Luna kon het gewoon
niet geloven. Dat een man zo klein kon zijn! Hij kwam amper tot haar middel, de uitstekende plukjes haar meegeteld. De rest van zijn zilverwitte haar was in
een lage paardenstaart in zijn nek gebonden. Net als Luna droeg hij een wit
gewaad, dat op zijn rug was versierd met zilveren koorden. Ze liepen van net
onder zijn schouderbladen kruisgewijs tot zijn onderrug en waren daar vastgezet
in een zwierige strik. De uiteinden hingen in elegante krullen langs zijn
beentjes. Ook droeg hij geen schoenen. De tenen van het mannetje stonden krom,
maar zijn teennagels zagen er perfect verzorgd uit en waren blijkbaar met een doorzichtige
glitterlak geverfd. Nu Luna dat opmerkte, keek ze snel naar haar eigen voeten.
Ze schrok, want ook zij liep op blote voeten. Gelukkig waren haar nagels nog
niet in een of andere bizare kleur geverft, waar ze enorm opgelucht over was. Ze
begon het mannetje behoorlijk vreemd te vinden, maar eigenlijk best wel
grappig. Terwijl ze hem zo aanstaarde, bleef hij rustig staan. Hij leek het
helemaal niet erg te vinden dat Luna hem van kop tot teen in zich opnam. Het
leek alsof hij het wel vaker meegemaakt had. Alsof hij het al gewoon was.
‘Klaar?’, vroeg hij
uiteindelijk. ‘Huh!’. Luna deinsde terug. Nu ze de man zag terwijl hij sprak,
viel het haar nog meer op dat hij een zenuwachtig piepstemmetje had. ‘Euhm, ja
hoor…’, stotterde ze. Luna vervloekte zichzelf. Ze was nog nooit zo onbeleefd
geweest tegen vreemden. En deze man was zonder twijfel een vreemde. ‘Ik
bedoel’, zei ze, ‘Natuurlijk ben ik klaar. Het was helemaal niet mijn bedoeling
om zo te staren. Maar, het is hier zo… vreemd. Waar ben ik eigenlijk? En wat
doe ik hier?
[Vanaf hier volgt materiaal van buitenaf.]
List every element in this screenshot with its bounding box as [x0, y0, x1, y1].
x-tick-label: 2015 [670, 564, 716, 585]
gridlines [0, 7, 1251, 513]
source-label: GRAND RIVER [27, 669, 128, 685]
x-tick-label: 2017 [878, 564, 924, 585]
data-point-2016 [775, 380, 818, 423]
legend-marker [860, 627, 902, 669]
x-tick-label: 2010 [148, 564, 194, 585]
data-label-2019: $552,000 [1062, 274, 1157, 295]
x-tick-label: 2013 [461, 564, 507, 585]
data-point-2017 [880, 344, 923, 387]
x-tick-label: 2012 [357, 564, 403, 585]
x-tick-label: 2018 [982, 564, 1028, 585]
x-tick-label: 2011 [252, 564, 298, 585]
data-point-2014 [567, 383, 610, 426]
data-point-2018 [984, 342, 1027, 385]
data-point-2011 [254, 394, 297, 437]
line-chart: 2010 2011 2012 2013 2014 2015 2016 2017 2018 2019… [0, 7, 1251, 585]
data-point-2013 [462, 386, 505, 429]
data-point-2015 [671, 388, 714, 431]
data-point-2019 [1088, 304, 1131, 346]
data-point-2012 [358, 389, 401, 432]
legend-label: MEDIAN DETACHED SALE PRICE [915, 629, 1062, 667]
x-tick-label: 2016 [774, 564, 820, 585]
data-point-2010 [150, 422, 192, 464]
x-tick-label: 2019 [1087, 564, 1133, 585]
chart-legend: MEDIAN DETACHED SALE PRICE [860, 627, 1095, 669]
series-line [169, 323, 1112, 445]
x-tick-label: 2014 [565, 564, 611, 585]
En wie bent u?’ Ze mopperde in zichzelf. Nu deed ze
alweer zo ongemanierd. Maar het mannetje grinnikte alleen. Hij leek het best
wel grappig te vinden. ‘Dat zijn behoorlijk veel vragen, jongedame. Gelukkig
voor jou, heb ik antwoorden.’ Hij kruiste zijn armen achter zijn rug en
liep een stukje verder de tunnel in. Ondanks zijn korte beentjes kwam hij toch
snel vooruit. Luna tilde haar gewaad op, zodat ze er niet over zou vallen, en
haastte zich achter hem aan. Zodra ze weer naast hem liep, sprak hij verder.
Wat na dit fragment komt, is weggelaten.